How to Go Deep with Sorrow:

Embrace your own darkness. Only when we know our own darkness well can we be present with the darkness of others. Many struggle to embrace sorrow because they have never embraced their own shortcomings and experience of darkness. People who have suffered with their own brokenness due to a loss don’t struggle with discomfort while in the presence of another’s tragic loss. They have been there. They know that it is not words that are necessary. It’s just presence. They are able to be present in the dark moments of another person’s sorrow because they have embraced their own.

Generate unconditional confidence: To go deep with sorrow, I have to journey down to have confidence I can come back up. There is no shortcut. When we feel forced to the edges of life and squeezed, know that if we sit with the fear, sadness, and struggle, we will find the confidence necessary to come back up.  There are times when hardship and sorrow are so great that it seems impossible to survive it.
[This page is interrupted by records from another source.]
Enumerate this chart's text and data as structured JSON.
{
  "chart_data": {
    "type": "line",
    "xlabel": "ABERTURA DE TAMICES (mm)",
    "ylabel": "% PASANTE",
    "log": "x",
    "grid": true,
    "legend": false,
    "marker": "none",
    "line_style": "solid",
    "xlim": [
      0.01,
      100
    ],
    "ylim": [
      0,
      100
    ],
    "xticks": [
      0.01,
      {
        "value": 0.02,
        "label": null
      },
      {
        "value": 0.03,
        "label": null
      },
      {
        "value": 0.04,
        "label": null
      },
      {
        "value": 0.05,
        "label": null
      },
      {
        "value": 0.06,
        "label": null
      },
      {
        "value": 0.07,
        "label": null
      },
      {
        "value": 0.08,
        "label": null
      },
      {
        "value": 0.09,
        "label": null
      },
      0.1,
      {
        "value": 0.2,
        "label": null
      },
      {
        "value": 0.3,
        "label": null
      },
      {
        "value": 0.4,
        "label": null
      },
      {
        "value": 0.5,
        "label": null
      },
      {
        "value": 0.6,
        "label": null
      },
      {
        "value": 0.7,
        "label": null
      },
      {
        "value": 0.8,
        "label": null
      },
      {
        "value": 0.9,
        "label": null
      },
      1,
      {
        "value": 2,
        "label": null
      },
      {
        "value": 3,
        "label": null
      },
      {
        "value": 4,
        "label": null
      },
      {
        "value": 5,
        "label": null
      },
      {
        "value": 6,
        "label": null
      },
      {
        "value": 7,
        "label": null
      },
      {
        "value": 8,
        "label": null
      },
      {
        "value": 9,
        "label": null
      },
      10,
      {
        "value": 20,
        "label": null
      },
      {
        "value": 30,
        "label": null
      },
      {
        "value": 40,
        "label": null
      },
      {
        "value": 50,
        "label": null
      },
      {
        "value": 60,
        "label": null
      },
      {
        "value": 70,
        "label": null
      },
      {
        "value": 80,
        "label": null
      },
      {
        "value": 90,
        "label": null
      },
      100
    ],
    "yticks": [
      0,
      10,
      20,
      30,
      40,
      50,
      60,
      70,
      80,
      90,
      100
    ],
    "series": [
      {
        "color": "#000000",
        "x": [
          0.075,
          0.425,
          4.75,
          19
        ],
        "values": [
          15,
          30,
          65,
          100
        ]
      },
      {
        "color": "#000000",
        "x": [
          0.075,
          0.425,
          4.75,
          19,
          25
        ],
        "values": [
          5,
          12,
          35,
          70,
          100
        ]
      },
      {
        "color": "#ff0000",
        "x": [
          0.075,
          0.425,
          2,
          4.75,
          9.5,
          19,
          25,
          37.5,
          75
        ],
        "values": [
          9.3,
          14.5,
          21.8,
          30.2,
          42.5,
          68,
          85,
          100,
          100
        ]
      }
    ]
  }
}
Yet, this is how total confidence is created. The confidence is whatever result life brings to us, we will be able to manage it.

Confidence comes from being knocked down and getting back up again and again. It is a deep confidence we earn when we embrace sadness, fear, and failure and learn the valuable lesson that we don’t control the results of life, only our response to it. Peace and surety requires that you embrace your sorrow wherever it takes you. Only then will you have the confidence that you can come back up no matter what you face.

Embrace vulnerability: Men learn to hide their emotional pain and fear behind machismo. To go deep with sorrow, you must shed the mask of machismo. You must become emotionally naked with fear, sadness and vulnerability. People go deep when they courageously learn to allow sorrow to do its deepest work. Often, we don’t because we fear we will fall apart and not survive the pain that sorrow brings.  Whenever someone chooses to embrace their own darkness and shed the mask of machismo that hides true feelings, they will create depth with genuine confidence that stands the test of time. In this way, you truly come full circle with sorrow and as Dr. Seuss declared, “Don’t cry because it’s over, smile because it happened.”